・アミューズ
・縮み法蓮草のフリット 大地の香り
・アオリイカのセヴィーチェ
・鮟肝と生ハムのゼリー
・ホワイトアスパラガスのフリット
・フォアグラのリゾット
・カキとアーサーを乗せて蒸し上げた金目鯛 ブールブーランソース
・青首鴨、猪、鹿、フォアグラのカイエット
・チーズの盛り合わせ
・オリーヴオイルのブランマンジェ
・桜のスフレ 抹茶のアイス
・食後のお飲みものと小菓子
アミューズはアニュお馴染みの穴の空いた大きな皿に自分なりに小鉢をおいて楽しむという形式。今回はブロッコリーソースで食べる人参の形をしたクッキーなど3点。ブロッコリーソース(ムース?)はアミューズに出されるのがもったいないぐらいの美味しさ。
「縮み法蓮草のフリット」は縮み法蓮草の根っこと茎部分を使って、菊芋のピュレを塗りまぜた上から土に見立て黒トリュフが散りばらめて大地の香りを表現している。味はサクサク感としっとり感を同時に楽しむといった感じ。「アオリイカのセヴィーチェ」のアオリイカは普通に切られているのではなく、一枚の身を三枚下ろしならぬ3〜4枚にスライスしてから細切りにするという職人技。このために、お刺身で食べるようなコリコリ感はなく、イカが泳いでいるような浮遊感がある変わった味。昨年ここで食べたキャビアのコースのときにも感じたが、シェフの下野昌平さんはこうした浮遊感のある味わいを出すのが上手い人だ思う。
「鮟肝と生ハムのゼリー」は浮遊感から一転、ちょっと重厚感のある料理。ゼリーは生ハムの香りを移したたものとのこと。鮟肝の下にはタケノコや人参なども入っていて、そのバランス感覚はエレガンスにして絶妙。「ホワイトアスパラガスのフリット」はサラっと揚げてあり、それをちょっと変わったソース(オランデーズソースではない)で食べるという趣向。サクサク感と優しいしっとり感を楽しむことができる。で、ここでお皿がこれまでと異なることに気がつく。このお皿はシェフが仕事で石垣島を訪れたときに気に入ったものらしく、クリスタル感のある艶やかな色合いで出来ている。

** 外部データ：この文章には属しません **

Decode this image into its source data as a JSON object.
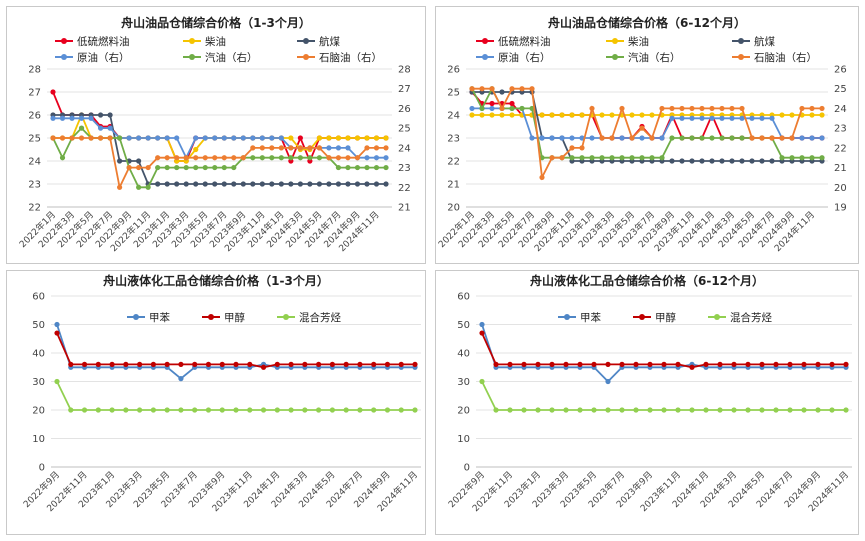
{
  "colors": {
    "low_sulfur_fuel_oil": "#e8001e",
    "diesel": "#f5c400",
    "jet_fuel": "#44546a",
    "crude_oil": "#5b8fd6",
    "gasoline": "#70ad47",
    "naphtha": "#ed7d31",
    "toluene": "#4f86c6",
    "methanol": "#c00000",
    "mixed_aromatics": "#92d050"
  },
  "chart_data": [
    {
      "id": "oil_1_3",
      "type": "line",
      "title": "舟山油品仓储综合价格（1-3个月）",
      "x": [
        "2022年1月",
        "2022年2月",
        "2022年3月",
        "2022年4月",
        "2022年5月",
        "2022年6月",
        "2022年7月",
        "2022年8月",
        "2022年9月",
        "2022年10月",
        "2022年11月",
        "2022年12月",
        "2023年1月",
        "2023年2月",
        "2023年3月",
        "2023年4月",
        "2023年5月",
        "2023年6月",
        "2023年7月",
        "2023年8月",
        "2023年9月",
        "2023年10月",
        "2023年11月",
        "2023年12月",
        "2024年1月",
        "2024年2月",
        "2024年3月",
        "2024年4月",
        "2024年5月",
        "2024年6月",
        "2024年7月",
        "2024年8月",
        "2024年9月",
        "2024年10月",
        "2024年11月",
        "2024年12月"
      ],
      "x_tick_labels": [
        "2022年1月",
        "2022年3月",
        "2022年5月",
        "2022年7月",
        "2022年9月",
        "2022年11月",
        "2023年1月",
        "2023年3月",
        "2023年5月",
        "2023年7月",
        "2023年9月",
        "2023年11月",
        "2024年1月",
        "2024年3月",
        "2024年5月",
        "2024年7月",
        "2024年9月",
        "2024年11月"
      ],
      "ylim": [
        22,
        28
      ],
      "y_ticks": [
        22,
        23,
        24,
        25,
        26,
        27,
        28
      ],
      "y2lim": [
        21,
        28
      ],
      "y2_ticks": [
        21,
        22,
        23,
        24,
        25,
        26,
        27,
        28
      ],
      "grid": true,
      "legend_position": "top",
      "series": [
        {
          "name": "低硫燃料油",
          "color_key": "low_sulfur_fuel_oil",
          "axis": "left",
          "values": [
            27,
            26,
            26,
            26,
            26,
            25.5,
            25.5,
            25,
            25,
            25,
            25,
            25,
            25,
            24,
            24,
            25,
            25,
            25,
            25,
            25,
            25,
            25,
            25,
            25,
            25,
            24,
            25,
            24,
            25,
            25,
            25,
            25,
            25,
            25,
            25,
            25
          ]
        },
        {
          "name": "柴油",
          "color_key": "diesel",
          "axis": "left",
          "values": [
            25,
            25,
            25,
            26,
            25,
            25,
            25,
            25,
            25,
            25,
            25,
            25,
            25,
            24,
            24,
            24.5,
            25,
            25,
            25,
            25,
            25,
            25,
            25,
            25,
            25,
            25,
            24.5,
            24.5,
            25,
            25,
            25,
            25,
            25,
            25,
            25,
            25
          ]
        },
        {
          "name": "航煤",
          "color_key": "jet_fuel",
          "axis": "left",
          "values": [
            26,
            26,
            26,
            26,
            26,
            26,
            26,
            24,
            24,
            24,
            23,
            23,
            23,
            23,
            23,
            23,
            23,
            23,
            23,
            23,
            23,
            23,
            23,
            23,
            23,
            23,
            23,
            23,
            23,
            23,
            23,
            23,
            23,
            23,
            23,
            23
          ]
        },
        {
          "name": "原油（右）",
          "color_key": "crude_oil",
          "axis": "right",
          "values": [
            25.5,
            25.5,
            25.5,
            25.5,
            25.5,
            25,
            25,
            24.5,
            24.5,
            24.5,
            24.5,
            24.5,
            24.5,
            24.5,
            23.5,
            24.5,
            24.5,
            24.5,
            24.5,
            24.5,
            24.5,
            24.5,
            24.5,
            24.5,
            24.5,
            24,
            24,
            24,
            24,
            24,
            24,
            24,
            23.5,
            23.5,
            23.5,
            23.5
          ]
        },
        {
          "name": "汽油（右）",
          "color_key": "gasoline",
          "axis": "right",
          "values": [
            24.5,
            23.5,
            24.5,
            25,
            24.5,
            24.5,
            24.5,
            24.5,
            23,
            22,
            22,
            23,
            23,
            23,
            23,
            23,
            23,
            23,
            23,
            23,
            23.5,
            23.5,
            23.5,
            23.5,
            23.5,
            23.5,
            23.5,
            23.5,
            23.5,
            23.5,
            23,
            23,
            23,
            23,
            23,
            23
          ]
        },
        {
          "name": "石脑油（右）",
          "color_key": "naphtha",
          "axis": "right",
          "values": [
            24.5,
            24.5,
            24.5,
            24.5,
            24.5,
            24.5,
            24.5,
            22,
            23,
            23,
            23,
            23.5,
            23.5,
            23.5,
            23.5,
            23.5,
            23.5,
            23.5,
            23.5,
            23.5,
            23.5,
            24,
            24,
            24,
            24,
            24,
            24,
            24,
            24,
            23.5,
            23.5,
            23.5,
            23.5,
            24,
            24,
            24
          ]
        }
      ]
    },
    {
      "id": "oil_6_12",
      "type": "line",
      "title": "舟山油品仓储综合价格（6-12个月）",
      "x": [
        "2022年1月",
        "2022年2月",
        "2022年3月",
        "2022年4月",
        "2022年5月",
        "2022年6月",
        "2022年7月",
        "2022年8月",
        "2022年9月",
        "2022年10月",
        "2022年11月",
        "2022年12月",
        "2023年1月",
        "2023年2月",
        "2023年3月",
        "2023年4月",
        "2023年5月",
        "2023年6月",
        "2023年7月",
        "2023年8月",
        "2023年9月",
        "2023年10月",
        "2023年11月",
        "2023年12月",
        "2024年1月",
        "2024年2月",
        "2024年3月",
        "2024年4月",
        "2024年5月",
        "2024年6月",
        "2024年7月",
        "2024年8月",
        "2024年9月",
        "2024年10月",
        "2024年11月",
        "2024年12月"
      ],
      "x_tick_labels": [
        "2022年1月",
        "2022年3月",
        "2022年5月",
        "2022年7月",
        "2022年9月",
        "2022年11月",
        "2023年1月",
        "2023年3月",
        "2023年5月",
        "2023年7月",
        "2023年9月",
        "2023年11月",
        "2024年1月",
        "2024年3月",
        "2024年5月",
        "2024年7月",
        "2024年9月",
        "2024年11月"
      ],
      "ylim": [
        20,
        26
      ],
      "y_ticks": [
        20,
        21,
        22,
        23,
        24,
        25,
        26
      ],
      "y2lim": [
        19,
        26
      ],
      "y2_ticks": [
        19,
        20,
        21,
        22,
        23,
        24,
        25,
        26
      ],
      "grid": true,
      "legend_position": "top",
      "series": [
        {
          "name": "低硫燃料油",
          "color_key": "low_sulfur_fuel_oil",
          "axis": "left",
          "values": [
            25,
            24.5,
            24.5,
            24.5,
            24.5,
            24,
            24,
            24,
            24,
            24,
            24,
            24,
            24,
            23,
            23,
            23,
            23,
            23.5,
            23,
            23,
            24,
            23,
            23,
            23,
            24,
            23,
            23,
            23,
            23,
            23,
            23,
            23,
            23,
            23,
            23,
            23
          ]
        },
        {
          "name": "柴油",
          "color_key": "diesel",
          "axis": "left",
          "values": [
            24,
            24,
            24,
            24,
            24,
            24,
            24,
            24,
            24,
            24,
            24,
            24,
            24,
            24,
            24,
            24,
            24,
            24,
            24,
            24,
            24,
            24,
            24,
            24,
            24,
            24,
            24,
            24,
            24,
            24,
            24,
            24,
            24,
            24,
            24,
            24
          ]
        },
        {
          "name": "航煤",
          "color_key": "jet_fuel",
          "axis": "left",
          "values": [
            25,
            25,
            25,
            25,
            25,
            25,
            25,
            23,
            23,
            23,
            22,
            22,
            22,
            22,
            22,
            22,
            22,
            22,
            22,
            22,
            22,
            22,
            22,
            22,
            22,
            22,
            22,
            22,
            22,
            22,
            22,
            22,
            22,
            22,
            22,
            22
          ]
        },
        {
          "name": "原油（右）",
          "color_key": "crude_oil",
          "axis": "right",
          "values": [
            24,
            24,
            24,
            24,
            24,
            24,
            22.5,
            22.5,
            22.5,
            22.5,
            22.5,
            22.5,
            22.5,
            22.5,
            22.5,
            22.5,
            22.5,
            22.5,
            22.5,
            22.5,
            23.5,
            23.5,
            23.5,
            23.5,
            23.5,
            23.5,
            23.5,
            23.5,
            23.5,
            23.5,
            23.5,
            22.5,
            22.5,
            22.5,
            22.5,
            22.5
          ]
        },
        {
          "name": "汽油（右）",
          "color_key": "gasoline",
          "axis": "right",
          "values": [
            25,
            24,
            25,
            24,
            24,
            24,
            24,
            21.5,
            21.5,
            21.5,
            21.5,
            21.5,
            21.5,
            21.5,
            21.5,
            21.5,
            21.5,
            21.5,
            21.5,
            21.5,
            22.5,
            22.5,
            22.5,
            22.5,
            22.5,
            22.5,
            22.5,
            22.5,
            22.5,
            22.5,
            22.5,
            21.5,
            21.5,
            21.5,
            21.5,
            21.5
          ]
        },
        {
          "name": "石脑油（右）",
          "color_key": "naphtha",
          "axis": "right",
          "values": [
            25,
            25,
            25,
            24,
            25,
            25,
            25,
            20.5,
            21.5,
            21.5,
            22,
            22,
            24,
            22.5,
            22.5,
            24,
            22.5,
            23,
            22.5,
            24,
            24,
            24,
            24,
            24,
            24,
            24,
            24,
            24,
            22.5,
            22.5,
            22.5,
            22.5,
            22.5,
            24,
            24,
            24
          ]
        }
      ]
    },
    {
      "id": "chem_1_3",
      "type": "line",
      "title": "舟山液体化工品仓储综合价格（1-3个月）",
      "x": [
        "2022年9月",
        "2022年10月",
        "2022年11月",
        "2022年12月",
        "2023年1月",
        "2023年2月",
        "2023年3月",
        "2023年4月",
        "2023年5月",
        "2023年6月",
        "2023年7月",
        "2023年8月",
        "2023年9月",
        "2023年10月",
        "2023年11月",
        "2023年12月",
        "2024年1月",
        "2024年2月",
        "2024年3月",
        "2024年4月",
        "2024年5月",
        "2024年6月",
        "2024年7月",
        "2024年8月",
        "2024年9月",
        "2024年10月",
        "2024年11月"
      ],
      "x_tick_labels": [
        "2022年9月",
        "2022年11月",
        "2023年1月",
        "2023年3月",
        "2023年5月",
        "2023年7月",
        "2023年9月",
        "2023年11月",
        "2024年1月",
        "2024年3月",
        "2024年5月",
        "2024年7月",
        "2024年9月",
        "2024年11月"
      ],
      "ylim": [
        0,
        60
      ],
      "y_ticks": [
        0,
        10,
        20,
        30,
        40,
        50,
        60
      ],
      "grid": true,
      "legend_position": "top",
      "series": [
        {
          "name": "甲苯",
          "color_key": "toluene",
          "axis": "left",
          "values": [
            50,
            35,
            35,
            35,
            35,
            35,
            35,
            35,
            35,
            31,
            35,
            35,
            35,
            35,
            35,
            36,
            35,
            35,
            35,
            35,
            35,
            35,
            35,
            35,
            35,
            35,
            35
          ]
        },
        {
          "name": "甲醇",
          "color_key": "methanol",
          "axis": "left",
          "values": [
            47,
            36,
            36,
            36,
            36,
            36,
            36,
            36,
            36,
            36,
            36,
            36,
            36,
            36,
            36,
            35,
            36,
            36,
            36,
            36,
            36,
            36,
            36,
            36,
            36,
            36,
            36
          ]
        },
        {
          "name": "混合芳烃",
          "color_key": "mixed_aromatics",
          "axis": "left",
          "values": [
            30,
            20,
            20,
            20,
            20,
            20,
            20,
            20,
            20,
            20,
            20,
            20,
            20,
            20,
            20,
            20,
            20,
            20,
            20,
            20,
            20,
            20,
            20,
            20,
            20,
            20,
            20
          ]
        }
      ]
    },
    {
      "id": "chem_6_12",
      "type": "line",
      "title": "舟山液体化工品仓储综合价格（6-12个月）",
      "x": [
        "2022年9月",
        "2022年10月",
        "2022年11月",
        "2022年12月",
        "2023年1月",
        "2023年2月",
        "2023年3月",
        "2023年4月",
        "2023年5月",
        "2023年6月",
        "2023年7月",
        "2023年8月",
        "2023年9月",
        "2023年10月",
        "2023年11月",
        "2023年12月",
        "2024年1月",
        "2024年2月",
        "2024年3月",
        "2024年4月",
        "2024年5月",
        "2024年6月",
        "2024年7月",
        "2024年8月",
        "2024年9月",
        "2024年10月",
        "2024年11月"
      ],
      "x_tick_labels": [
        "2022年9月",
        "2022年11月",
        "2023年1月",
        "2023年3月",
        "2023年5月",
        "2023年7月",
        "2023年9月",
        "2023年11月",
        "2024年1月",
        "2024年3月",
        "2024年5月",
        "2024年7月",
        "2024年9月",
        "2024年11月"
      ],
      "ylim": [
        0,
        60
      ],
      "y_ticks": [
        0,
        10,
        20,
        30,
        40,
        50,
        60
      ],
      "grid": true,
      "legend_position": "top",
      "series": [
        {
          "name": "甲苯",
          "color_key": "toluene",
          "axis": "left",
          "values": [
            50,
            35,
            35,
            35,
            35,
            35,
            35,
            35,
            35,
            30,
            35,
            35,
            35,
            35,
            35,
            36,
            35,
            35,
            35,
            35,
            35,
            35,
            35,
            35,
            35,
            35,
            35
          ]
        },
        {
          "name": "甲醇",
          "color_key": "methanol",
          "axis": "left",
          "values": [
            47,
            36,
            36,
            36,
            36,
            36,
            36,
            36,
            36,
            36,
            36,
            36,
            36,
            36,
            36,
            35,
            36,
            36,
            36,
            36,
            36,
            36,
            36,
            36,
            36,
            36,
            36
          ]
        },
        {
          "name": "混合芳烃",
          "color_key": "mixed_aromatics",
          "axis": "left",
          "values": [
            30,
            20,
            20,
            20,
            20,
            20,
            20,
            20,
            20,
            20,
            20,
            20,
            20,
            20,
            20,
            20,
            20,
            20,
            20,
            20,
            20,
            20,
            20,
            20,
            20,
            20,
            20
          ]
        }
      ]
    }
  ]
}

「フォアグラのリゾット」のリゾットはお米ではなくスペルト小麦。ということで、ここでもファグラのうるおい感と小麦のサラっとした食感の違いを楽しむことができる。「カキとアーサーを乗せて蒸し上げた金目鯛」は白眉だった。金目鯛の美味しさを崩すことなく、カキとアーサー(海草)が海の香りを一層引き立てくれる。また、ブールブーランソース(エシャロットで出来ている)も実に美味しい。最後はパンで綺麗にお皿をクリーンにしてしまった。
「青首鴨、猪、鹿、フォアグラのカイエット」。カイエットとは細かくした肉などを野菜で包んで焼いた料理のことらしく、今回はミンチした青首鴨を主体に白菜で包んでいる。食べた瞬間はちょっと鹿の味が強いと感じるものの、次第に鴨や猪の味わいも分かるようになり、少し風変わりなジビエ料理を味わった思いであった。

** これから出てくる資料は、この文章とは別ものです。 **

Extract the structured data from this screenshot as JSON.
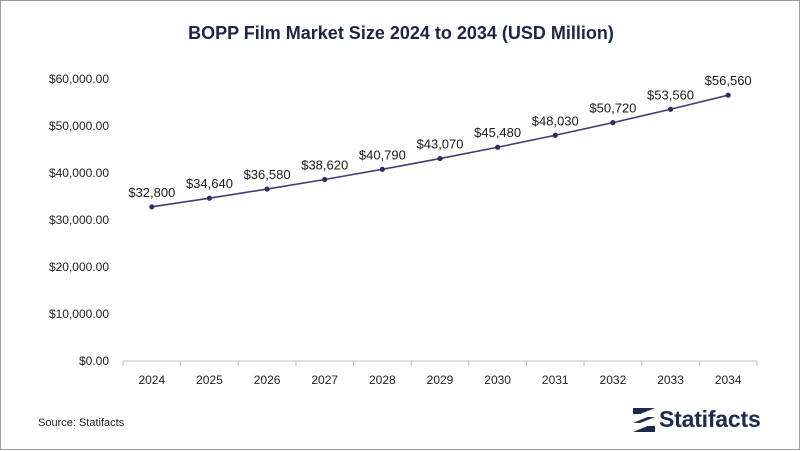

お菓子に関してはいつもながらよく解らないのだが(作った人、ごめんなさい)、「桜のスフレ 抹茶のアイス」はしっかりした桜の香りが含まれていて、抹茶の苦味が効いたアイスとマッチしていてとても美味しかった。コーヒーと一緒に出てきた小菓子はちょっと甘めのナッツのメレンゲと円やかなエル・ブリ風のゼリー。
私がア・ニュを好きな理由は斬新な食感を楽しむことができるからだ。それは多彩な味覚だけでなく、嗅覚、触覚、視覚そして時に聴覚を感じえることができるからだ。今後も五感を大事にした料理を提供していただきたいと思う。また、今回は母親に配慮していただいたとメニューを出していただいたことにも感謝したい。それにしても、91歳の母親は元気だ。なんでもペロリと食べる。そして、最後の誕生日祝いのプレートにもお喜びの様子であった。